Ademais, vê-se agora, o apoio da população a Lula é menos amplo e menos sólido do que parecia. Queira ou não o Planalto, o resultado do referendo sobre a proibição de armas caiu no seu colo. Não há nenhuma razão, pois, circunstancial ou conceitual, para que Lula não arque com as conseqüências da forma como foi eleito. Os tesoureiros que depuseram nesta quinta (leiam o noticiário) não deixaram a menor dúvida: o caixa dois — e sabe-se lá como se conseguiram os recursos para tanto — financiou também a campanha de Lula. As oposições, sob qualquer pretexto, não podem mais ignorar tal fato.

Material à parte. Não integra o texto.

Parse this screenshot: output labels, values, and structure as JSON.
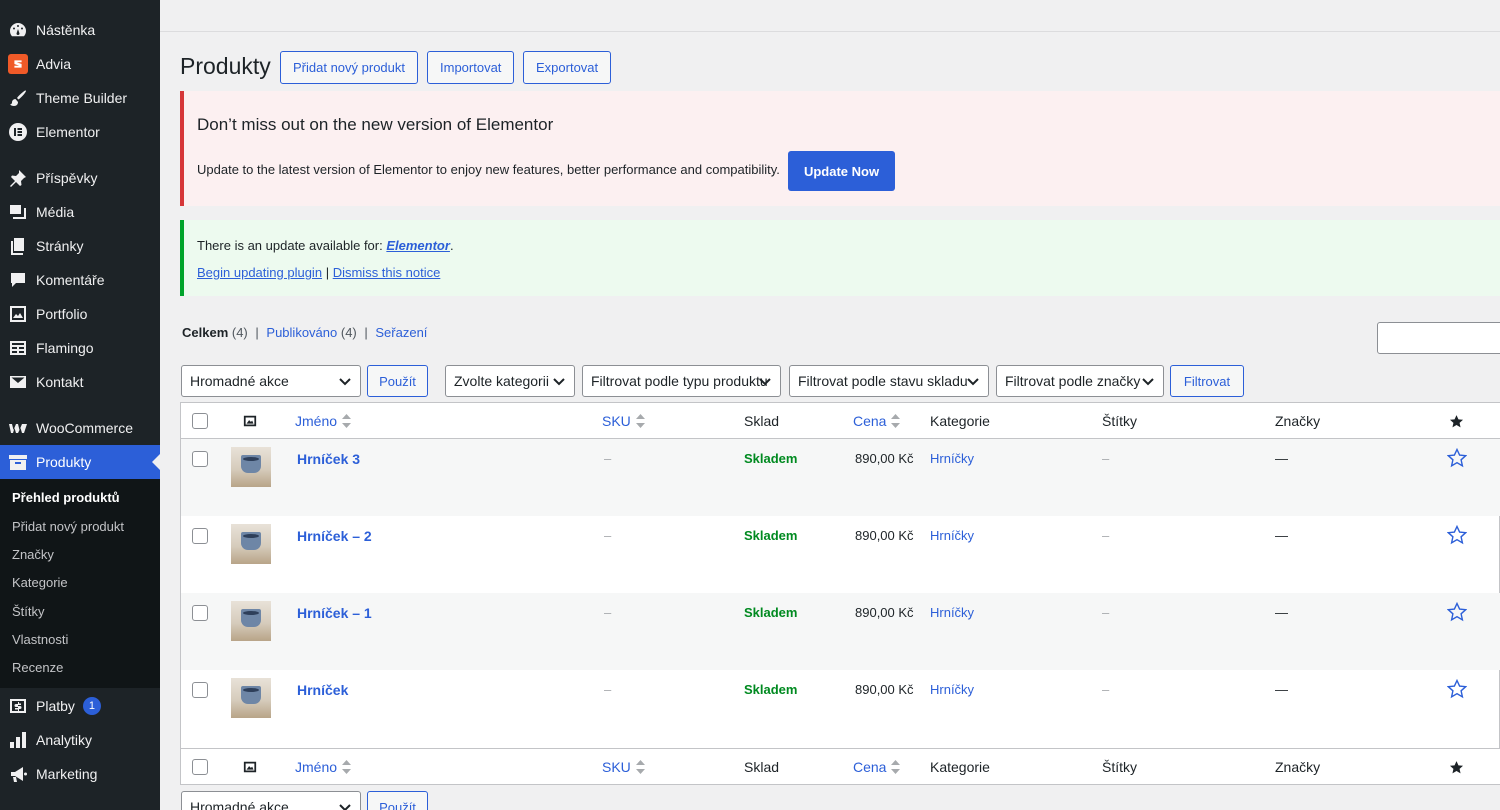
{
  "sidebar": {
    "items": [
      {
        "label": "Nástěnka",
        "icon": "dashboard-icon"
      },
      {
        "label": "Advia",
        "icon": "advia-icon"
      },
      {
        "label": "Theme Builder",
        "icon": "brush-icon"
      },
      {
        "label": "Elementor",
        "icon": "elementor-icon"
      },
      {
        "label": "Příspěvky",
        "icon": "pin-icon"
      },
      {
        "label": "Média",
        "icon": "media-icon"
      },
      {
        "label": "Stránky",
        "icon": "pages-icon"
      },
      {
        "label": "Komentáře",
        "icon": "comment-icon"
      },
      {
        "label": "Portfolio",
        "icon": "portfolio-icon"
      },
      {
        "label": "Flamingo",
        "icon": "flamingo-icon"
      },
      {
        "label": "Kontakt",
        "icon": "mail-icon"
      },
      {
        "label": "WooCommerce",
        "icon": "woo-icon"
      },
      {
        "label": "Produkty",
        "icon": "archive-icon"
      },
      {
        "label": "Platby",
        "icon": "money-icon",
        "badge": "1"
      },
      {
        "label": "Analytiky",
        "icon": "chart-icon"
      },
      {
        "label": "Marketing",
        "icon": "megaphone-icon"
      }
    ],
    "submenu": [
      "Přehled produktů",
      "Přidat nový produkt",
      "Značky",
      "Kategorie",
      "Štítky",
      "Vlastnosti",
      "Recenze"
    ]
  },
  "header": {
    "title": "Produkty",
    "add_new": "Přidat nový produkt",
    "import": "Importovat",
    "export": "Exportovat"
  },
  "notice_elementor": {
    "heading": "Don’t miss out on the new version of Elementor",
    "text": "Update to the latest version of Elementor to enjoy new features, better performance and compatibility.",
    "button": "Update Now"
  },
  "notice_update": {
    "prefix": "There is an update available for:",
    "plugin": "Elementor",
    "suffix": ".",
    "begin": "Begin updating plugin",
    "sep": "|",
    "dismiss": "Dismiss this notice"
  },
  "views": {
    "all": "Celkem",
    "all_count": "(4)",
    "published": "Publikováno",
    "published_count": "(4)",
    "sorting": "Seřazení",
    "sep": "|"
  },
  "filters": {
    "bulk_top": "Hromadné akce",
    "apply": "Použít",
    "category": "Zvolte kategorii",
    "type": "Filtrovat podle typu produktu",
    "stock": "Filtrovat podle stavu skladu",
    "brand": "Filtrovat podle značky",
    "filter_btn": "Filtrovat",
    "bulk_bottom": "Hromadné akce"
  },
  "table": {
    "columns": {
      "name": "Jméno",
      "sku": "SKU",
      "stock": "Sklad",
      "price": "Cena",
      "category": "Kategorie",
      "tags": "Štítky",
      "brands": "Značky"
    },
    "rows": [
      {
        "name": "Hrníček 3",
        "sku": "–",
        "stock": "Skladem",
        "price": "890,00 Kč",
        "category": "Hrníčky",
        "tags": "–",
        "brands": "—"
      },
      {
        "name": "Hrníček – 2",
        "sku": "–",
        "stock": "Skladem",
        "price": "890,00 Kč",
        "category": "Hrníčky",
        "tags": "–",
        "brands": "—"
      },
      {
        "name": "Hrníček – 1",
        "sku": "–",
        "stock": "Skladem",
        "price": "890,00 Kč",
        "category": "Hrníčky",
        "tags": "–",
        "brands": "—"
      },
      {
        "name": "Hrníček",
        "sku": "–",
        "stock": "Skladem",
        "price": "890,00 Kč",
        "category": "Hrníčky",
        "tags": "–",
        "brands": "—"
      }
    ]
  },
  "colors": {
    "accent": "#2c5fd8",
    "sidebar_bg": "#1d2327",
    "in_stock": "#008a20",
    "notice_error": "#d63638",
    "notice_success": "#00a32a"
  }
}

A versão do empréstimo, sustentado por Marcos Valério, Delúbio Soares, Lula e toda a cúpula do PT, mal pára de pé. Nem mesmo os valores batem. Delúbio diz que autorizou o repasse de R$ 12 milhões ao PL; Marcos Valério diz que foram R$ 10.837,50; Valdemar Costa Neto, presidente do partido, diz que foram R$ 6,5 milhões. É uma bandalheira, é um esculacho, é um vexame.

Reitero: os tesoureiros estão dizendo que o caixa dois financiou a campanha de Lula, o que o deputado José Dirceu (PT-SP) vinha negando peremptoriamente. A piada oficial é que aquilo que Delúbio classifica de “recursos não contabilizados” só servira às campanhas estaduais. Não é engraçado? Vai ver o tesoureiro pegava, sei lá, notas de R$ 100 e, como um Salomão metade ético e metade bandido, rasgava-as em duas partes: uma ia para a contabilidade oficial; a outra era enviada aos Estados, por baixo dos panos. Tenham a santa paciência!

O país caminha, isto sim, para um ridículo jurídico. De que, ora vejam, querendo ou não, a própria Justiça está fazendo parte. Não faz tempo, o presidente do Supremo, Nelson Jobim, afirmou que Lula tinha o direito de ser julgado pelo povo. Foi severamente censurado aqui. Ninguém tentou ou tenta lhe tolher esse direito, desde que ele o conserve até chegar lá. Seus ainda aliados confessam que o dinheiro irregular — cuja origem continua desconhecida — serviram à sua campanha. E agora?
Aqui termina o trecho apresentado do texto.